Confessamos que somos mirones interessados em pescadores, sobretudo os de Istambul e, muito especialmente, os que pescam no tabuleiro da ponte que une as margens separadas por um braço do Bósforo. Percorrer a ponte Galata de dia e de noite vale pela paisagem que se desfruta e vale muito também pelos pescadores que a habitam.

 

A espera em Istambul

28 de Novembro, 2011

 

Na mesquita, o tempo era de oração e, por isso, tínhamos de esperar. Queríamos repetir fotografias das abóbadas iluminadas pela luz da manhã de sol e estava fora de questão desistir.

Conformamo-nos  à espera na fila de turistas que se ia formando. E foi o olhar preguiçoso que começou a descobrir as sombras na parede, as fissuras da pedra, os gatos que esperavam uma meiguice nossa, as formigas que saiam de um buraco, as pegadas no chão, as folhas recentemente caídas. Íamos sentindo o lugar do tempo, de tantos tempos presentes naquele lugar.

De repente, aquele pequeno mundo que nos rodeava ganhava um imprevisto interesse e foi com pena que ouvimos o inglês que nos seguia na fila dizer que devíamos avançar.

A experiência da espera prolongou-se no interior da mesquita ao olharmos os crentes e quando suspendíamos a respiração para não comprometermos a focagem das fotografias captadas com pouca luz.

Naqueles momentos e nos dias que se seguiram, passamos a percepcionar a espera de outro modo. Percebemos que a espera é uma aparente pausa na sequência da vida e que as esperas valem por si como componentes importantes do presente. Descobrimos que a espera nos deixa desfrutar o mundo de outro modo e que nos leva a pensá-lo e sentir-lo de outra forma.

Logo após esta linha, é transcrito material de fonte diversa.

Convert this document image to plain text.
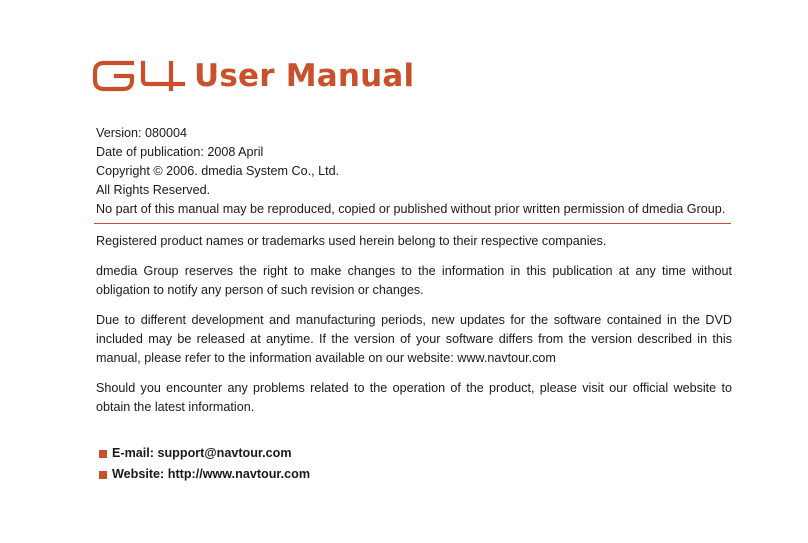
User Manual
Version: 080004
Date of publication: 2008 April
Copyright © 2006. dmedia System Co., Ltd.
All Rights Reserved.
No part of this manual may be reproduced, copied or published without prior written permission of dmedia Group.

Registered product names or trademarks used herein belong to their respective companies.

dmedia Group reserves the right to make changes to the information in this publication at any time without obligation to notify any person of such revision or changes.

Due to different development and manufacturing periods, new updates for the software contained in the DVD included may be released at anytime. If the version of your software differs from the version described in this manual, please refer to the information available on our website: www.navtour.com

Should you encounter any problems related to the operation of the product, please visit our official website to obtain the latest information.

E-mail: support@navtour.com
Website: http://www.navtour.com
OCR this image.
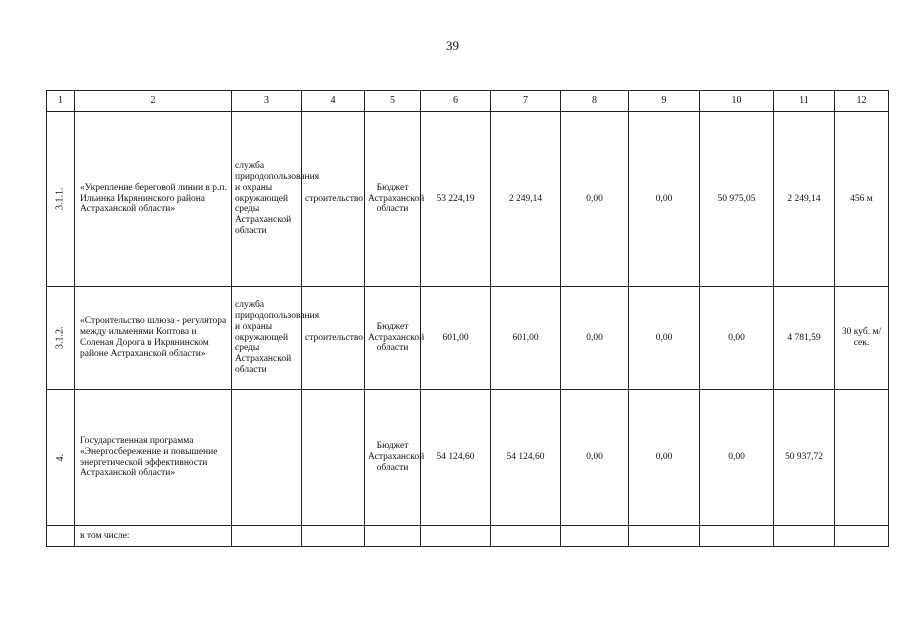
39
1	2	3	4	5	6	7	8	9	10	11	12

3.1.1.	«Укрепление береговой линии в р.п. Ильинка Икрянинского района Астраханской области»	служба природопользования и охраны окружающей среды Астраханской области	строительство	Бюджет Астраханской области	53 224,19	2 249,14	0,00	0,00	50 975,05	2 249,14	456 м

3.1.2.	«Строительство шлюза - регулятора между ильменями Коптова и Соленая Дорога в Икрянинском районе Астраханской области»	служба природопользования и охраны окружающей среды Астраханской области	строительство	Бюджет Астраханской области	601,00	601,00	0,00	0,00	0,00	4 781,59	30 куб. м/сек.

4.	Государственная программа «Энергосбережение и повышение энергетической эффективности Астраханской области»			Бюджет Астраханской области	54 124,60	54 124,60	0,00	0,00	0,00	50 937,72	
	в том числе:										
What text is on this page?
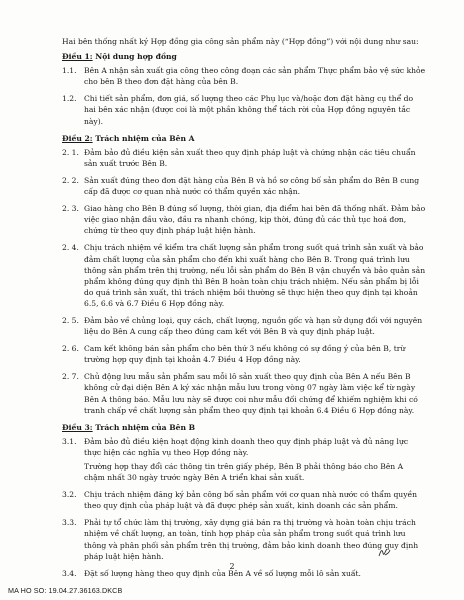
Hai bên thống nhất ký Hợp đồng gia công sản phẩm này (“Hợp đồng”) với nội dung như sau:

Điều 1: Nội dung hợp đồng
1.1. Bên A nhận sản xuất gia công theo công đoạn các sản phẩm Thực phẩm bảo vệ sức khỏe cho bên B theo đơn đặt hàng của bên B.

1.2. Chi tiết sản phẩm, đơn giá, số lượng theo các Phụ lục và/hoặc đơn đặt hàng cụ thể do hai bên xác nhận (được coi là một phần không thể tách rời của Hợp đồng nguyên tắc này).

Điều 2: Trách nhiệm của Bên A
2. 1. Đảm bảo đủ điều kiện sản xuất theo quy định pháp luật và chứng nhận các tiêu chuẩn sản xuất trước Bên B.

2. 2. Sản xuất đúng theo đơn đặt hàng của Bên B và hồ sơ công bố sản phẩm do Bên B cung cấp đã được cơ quan nhà nước có thẩm quyền xác nhận.

2. 3. Giao hàng cho Bên B đúng số lượng, thời gian, địa điểm hai bên đã thống nhất. Đảm bảo việc giao nhận đầu vào, đầu ra nhanh chóng, kịp thời, đúng đủ các thủ tục hoá đơn, chứng từ theo quy định pháp luật hiện hành.

2. 4. Chịu trách nhiệm về kiểm tra chất lượng sản phẩm trong suốt quá trình sản xuất và bảo đảm chất lượng của sản phẩm cho đến khi xuất hàng cho Bên B. Trong quá trình lưu thông sản phẩm trên thị trường, nếu lỗi sản phẩm do Bên B vận chuyển và bảo quản sản phẩm không đúng quy định thì Bên B hoàn toàn chịu trách nhiệm. Nếu sản phẩm bị lỗi do quá trình sản xuất, thì trách nhiệm bồi thường sẽ thực hiện theo quy định tại khoản 6.5, 6.6 và 6.7 Điều 6 Hợp đồng này.

2. 5. Đảm bảo về chủng loại, quy cách, chất lượng, nguồn gốc và hạn sử dụng đối với nguyên liệu do Bên A cung cấp theo đúng cam kết với Bên B và quy định pháp luật.

2. 6. Cam kết không bán sản phẩm cho bên thứ 3 nếu không có sự đồng ý của bên B, trừ trường hợp quy định tại khoản 4.7 Điều 4 Hợp đồng này.

2. 7. Chủ động lưu mẫu sản phẩm sau mỗi lô sản xuất theo quy định của Bên A nếu Bên B không cử đại diện Bên A ký xác nhận mẫu lưu trong vòng 07 ngày làm việc kể từ ngày Bên A thông báo. Mẫu lưu này sẽ được coi như mẫu đối chứng để khiếm nghiệm khi có tranh chấp về chất lượng sản phẩm theo quy định tại khoản 6.4 Điều 6 Hợp đồng này.

Điều 3: Trách nhiệm của Bên B
3.1. Đảm bảo đủ điều kiện hoạt động kinh doanh theo quy định pháp luật và đủ năng lực thực hiện các nghĩa vụ theo Hợp đồng này.

Trường hợp thay đổi các thông tin trên giấy phép, Bên B phải thông báo cho Bên A chậm nhất 30 ngày trước ngày Bên A triển khai sản xuất.

3.2. Chịu trách nhiệm đăng ký bản công bố sản phẩm với cơ quan nhà nước có thẩm quyền theo quy định của pháp luật và đã được phép sản xuất, kinh doanh các sản phẩm.

3.3. Phải tự tổ chức làm thị trường, xây dựng giá bán ra thị trường và hoàn toàn chịu trách nhiệm về chất lượng, an toàn, tính hợp pháp của sản phẩm trong suốt quá trình lưu thông và phân phối sản phẩm trên thị trường, đảm bảo kinh doanh theo đúng quy định pháp luật hiện hành.

3.4. Đặt số lượng hàng theo quy định của Bên A về số lượng mỗi lô sản xuất.

2
MA HO SO: 19.04.27.36163.DKCB
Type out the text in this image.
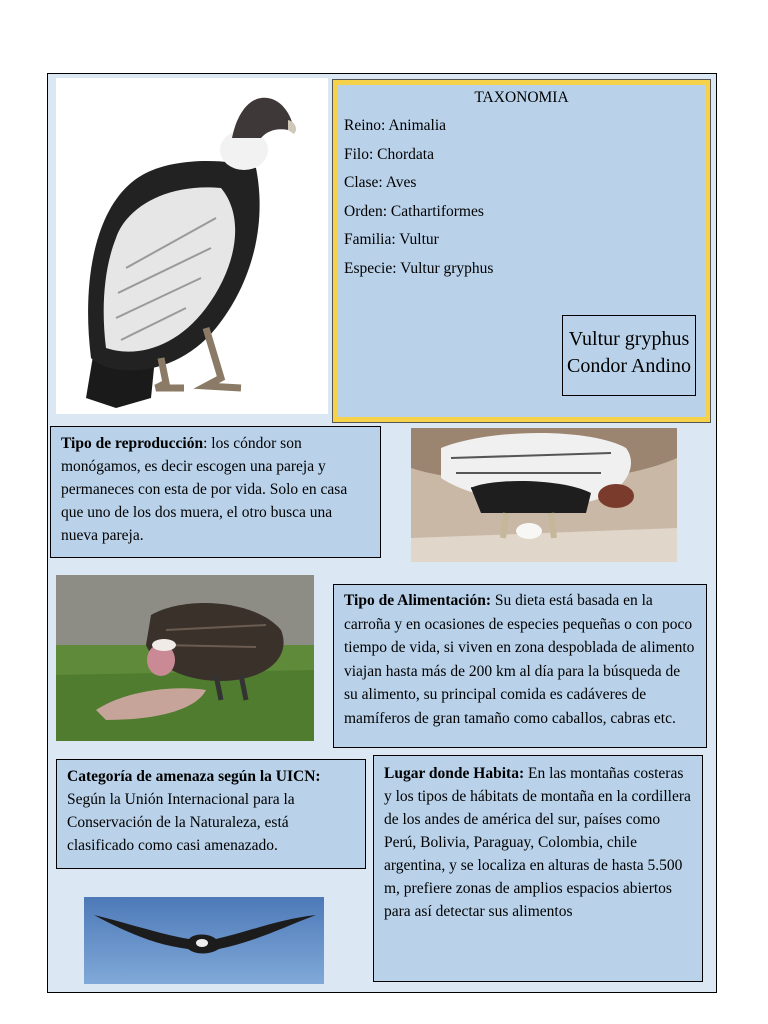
TAXONOMIA
Reino: Animalia
Filo: Chordata
Clase: Aves
Orden: Cathartiformes
Familia: Vultur
Especie: Vultur gryphus
Vultur gryphus
Condor Andino
Tipo de reproducción: los cóndor son monógamos, es decir escogen una pareja y permaneces con esta de por vida. Solo en casa que uno de los dos muera, el otro busca una nueva pareja.
Tipo de Alimentación: Su dieta está basada en la carroña y en ocasiones de especies pequeñas o con poco tiempo de vida, si viven en zona despoblada de alimento viajan hasta más de 200 km al día para la búsqueda de su alimento, su principal comida es cadáveres de mamíferos de gran tamaño como caballos, cabras etc.
Categoría de amenaza según la UICN: Según la Unión Internacional para la Conservación de la Naturaleza, está clasificado como casi amenazado.
Lugar donde Habita: En las montañas costeras y los tipos de hábitats de montaña en la cordillera de los andes de américa del sur, países como Perú, Bolivia, Paraguay, Colombia, chile argentina, y se localiza en alturas de hasta 5.500 m, prefiere zonas de amplios espacios abiertos para así detectar sus alimentos
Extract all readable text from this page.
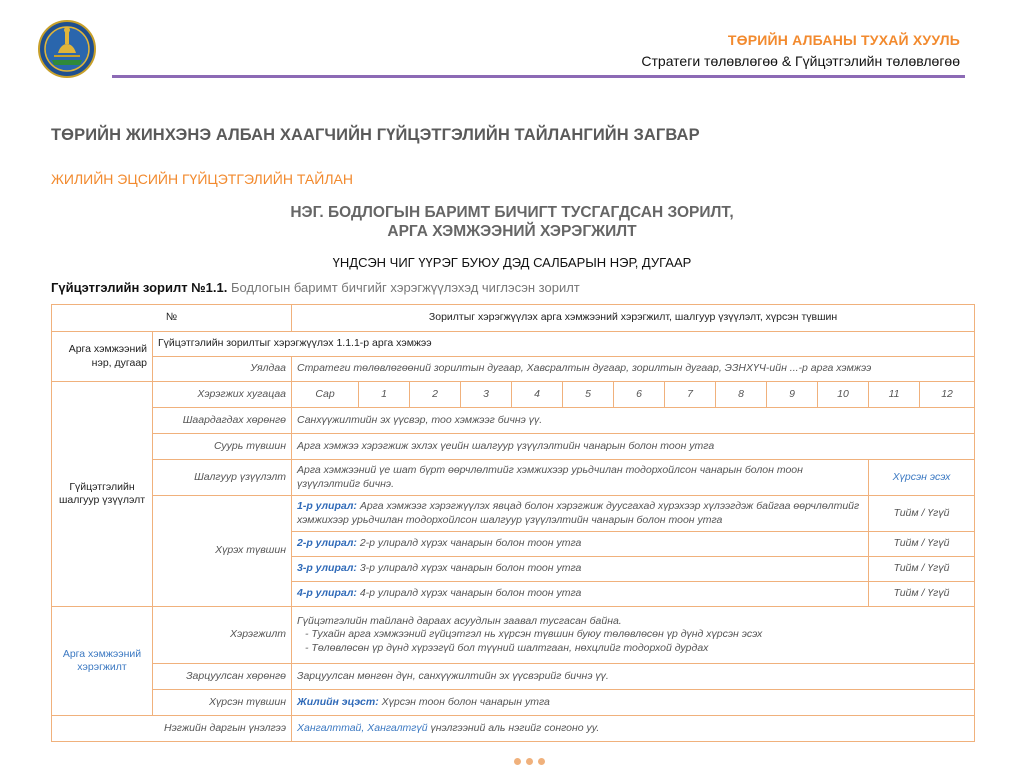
ТӨРИЙН АЛБАНЫ ТУХАЙ ХУУЛЬ
Стратеги төлөвлөгөө & Гүйцэтгэлийн төлөвлөгөө
ТӨРИЙН ЖИНХЭНЭ АЛБАН ХААГЧИЙН ГҮЙЦЭТГЭЛИЙН ТАЙЛАНГИЙН ЗАГВАР
ЖИЛИЙН ЭЦСИЙН ГҮЙЦЭТГЭЛИЙН ТАЙЛАН
НЭГ. БОДЛОГЫН БАРИМТ БИЧИГТ ТУСГАГДСАН ЗОРИЛТ,
АРГА ХЭМЖЭЭНИЙ ХЭРЭГЖИЛТ
ҮНДСЭН ЧИГ ҮҮРЭГ БУЮУ ДЭД САЛБАРЫН НЭР, ДУГААР
Гүйцэтгэлийн зорилт №1.1. Бодлогын баримт бичгийг хэрэгжүүлэхэд чиглэсэн зорилт
№		Зорилтыг хэрэгжүүлэх арга хэмжээний хэрэгжилт, шалгуур үзүүлэлт, хүрсэн түвшин												
Арга хэмжээний нэр, дугаар	Гүйцэтгэлийн зорилтыг хэрэгжүүлэх 1.1.1-р арга хэмжээ													
	Уялдаа	Стратеги төлөвлөгөөний зорилтын дугаар, Хавсралтын дугаар, зорилтын дугаар, ЭЗНХҮЧ-ийн ...-р арга хэмжээ												
Гүйцэтгэлийн шалгуур үзүүлэлт	Хэрэгжих хугацаа	Сар	1	2	3	4	5	6	7	8	9	10	11	12
	Шаардагдах хөрөнгө	Санхүүжилтийн эх үүсвэр, тоо хэмжээг бичнэ үү.												
	Суурь түвшин	Арга хэмжээ хэрэгжиж эхлэх үеийн шалгуур үзүүлэлтийн чанарын болон тоон утга												
	Шалгуур үзүүлэлт	Арга хэмжээний үе шат бүрт өөрчлөлтийг хэмжихээр урьдчилан тодорхойлсон чанарын болон тоон үзүүлэлтийг бичнэ.											Хүрсэн эсэх	
	Хүрэх түвшин	1-р улирал: Арга хэмжээг хэрэгжүүлэх явцад болон хэрэгжиж дуусгахад хүрэхээр хүлээгдэж байгаа өөрчлөлтийг хэмжихээр урьдчилан тодорхойлсон шалгуур үзүүлэлтийн чанарын болон тоон утга											Тийм / Үгүй	
		2-р улирал: 2-р улиралд хүрэх чанарын болон тоон утга											Тийм / Үгүй	
		3-р улирал: 3-р улиралд хүрэх чанарын болон тоон утга											Тийм / Үгүй	
		4-р улирал: 4-р улиралд хүрэх чанарын болон тоон утга											Тийм / Үгүй	
Арга хэмжээний хэрэгжилт	Хэрэгжилт	Гүйцэтгэлийн тайланд дараах асуудлын заавал тусгасан байна.
- Тухайн арга хэмжээний гүйцэтгэл нь хүрсэн түвшин буюу төлөвлөсөн үр дүнд хүрсэн эсэх
- Төлөвлөсөн үр дүнд хүрээгүй бол түүний шалтгаан, нөхцлийг тодорхой дурдах												

	Зарцуулсан хөрөнгө	Зарцуулсан мөнгөн дүн, санхүүжилтийн эх үүсвэрийг бичнэ үү.												
	Хүрсэн түвшин	Жилийн эцэст: Хүрсэн тоон болон чанарын утга												
Нэгжийн даргын үнэлгээ		Хангалттай, Хангалтгүй үнэлгээний аль нэгийг сонгоно уу.												
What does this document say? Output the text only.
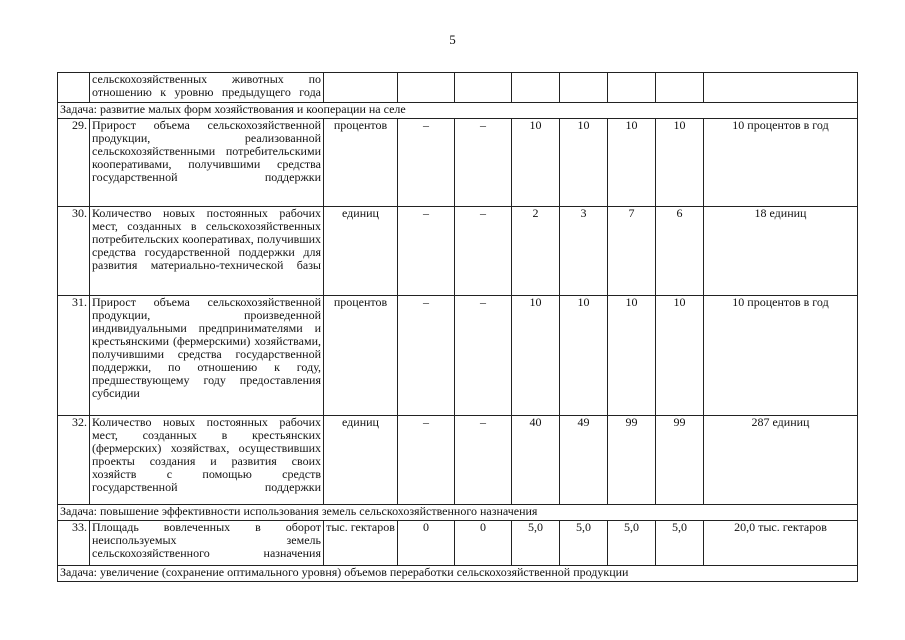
5
	сельскохозяйственных животных по отношению к уровню предыдущего года								
Задача: развитие малых форм хозяйствования и кооперации на селе									
29.	Прирост объема сельскохозяйственной продукции, реализованной сельскохозяйственными потребительскими кооперативами, получившими средства государственной поддержки	процентов	–	–	10	10	10	10	10 процентов в год
30.	Количество новых постоянных рабочих мест, созданных в сельскохозяйственных потребительских кооперативах, получивших средства государственной поддержки для развития материально-технической базы	единиц	–	–	2	3	7	6	18 единиц
31.	Прирост объема сельскохозяйственной продукции, произведенной индивидуальными предпринимателями и крестьянскими (фермерскими) хозяйствами, получившими средства государственной поддержки, по отношению к году, предшествующему году предоставления субсидии	процентов	–	–	10	10	10	10	10 процентов в год
32.	Количество новых постоянных рабочих мест, созданных в крестьянских (фермерских) хозяйствах, осуществивших проекты создания и развития своих хозяйств с помощью средств государственной поддержки	единиц	–	–	40	49	99	99	287 единиц
Задача: повышение эффективности использования земель сельскохозяйственного назначения									
33.	Площадь вовлеченных в оборот неиспользуемых земель сельскохозяйственного назначения	тыс. гектаров	0	0	5,0	5,0	5,0	5,0	20,0 тыс. гектаров
Задача: увеличение (сохранение оптимального уровня) объемов переработки сельскохозяйственной продукции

Passámos então a olhar de outra maneira os pescadores na ponte Galata, os passageiros na estação de ferries de Karakoy, os crentes à entrada das mesquitas, os vendedores nos bazares, os homens e as mulheres nas esplanadas e nos jardins.

A espera pode ser mais do que uma pausa, as esperas podem ser momentos cheios de vida dentro. Descobrimos isso à espera, em Istambul.